Philadelphia had reason to like the matchup. The Phillies had already beaten Springs once last season, a 9-6 win in 11 innings, when Alec Bohm and Kyle Schwarber both went deep off the left-hander. The bigger backdrop, though, was the way the Phillies had handled left-handed starters lately — they had not won against one since last September, apart from situational openers, a stretch that made this one matter beyond a single game.
Wheeler's presence gave the Phillies their best chance to control that problem. He was returning in his third start of the season, while Cristopher Sanchez had already shown what Philadelphia could do against the same lineup by striking out 10 in his previous outing. The Athletics came in hitting.233 on the road and averaging 3.63 runs per game away from home, numbers that left them little margin if the Phillies' bats kept producing.

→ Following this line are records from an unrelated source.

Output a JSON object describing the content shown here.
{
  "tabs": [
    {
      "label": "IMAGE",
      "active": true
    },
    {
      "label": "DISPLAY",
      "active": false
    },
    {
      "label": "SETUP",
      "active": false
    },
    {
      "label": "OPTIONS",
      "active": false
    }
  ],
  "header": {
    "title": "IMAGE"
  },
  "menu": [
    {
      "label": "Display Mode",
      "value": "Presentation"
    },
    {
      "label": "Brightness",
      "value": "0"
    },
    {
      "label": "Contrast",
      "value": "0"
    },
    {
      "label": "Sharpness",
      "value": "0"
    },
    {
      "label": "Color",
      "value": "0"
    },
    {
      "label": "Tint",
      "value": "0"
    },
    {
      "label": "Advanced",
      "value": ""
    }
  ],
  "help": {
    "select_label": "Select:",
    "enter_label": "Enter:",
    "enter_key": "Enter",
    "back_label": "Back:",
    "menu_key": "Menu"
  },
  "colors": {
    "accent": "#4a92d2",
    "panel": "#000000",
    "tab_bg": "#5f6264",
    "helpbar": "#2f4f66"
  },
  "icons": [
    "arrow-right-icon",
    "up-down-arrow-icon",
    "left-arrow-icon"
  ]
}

That offense has been carried in part by Bryce Harper, who already had 19 extra-base hits, nine home runs and had just turned in the 14th multi-homer game of his Phillies career. If the game followed the recent pattern, Philadelphia's edge was clear. If Springs found a way to slow them, it would be the first clean break from a trend that had hung around since last September.
The question now is whether the Phillies are finally turning their record against lefties into something repeatable, or whether this is just another night in a season that keeps asking the same thing of them.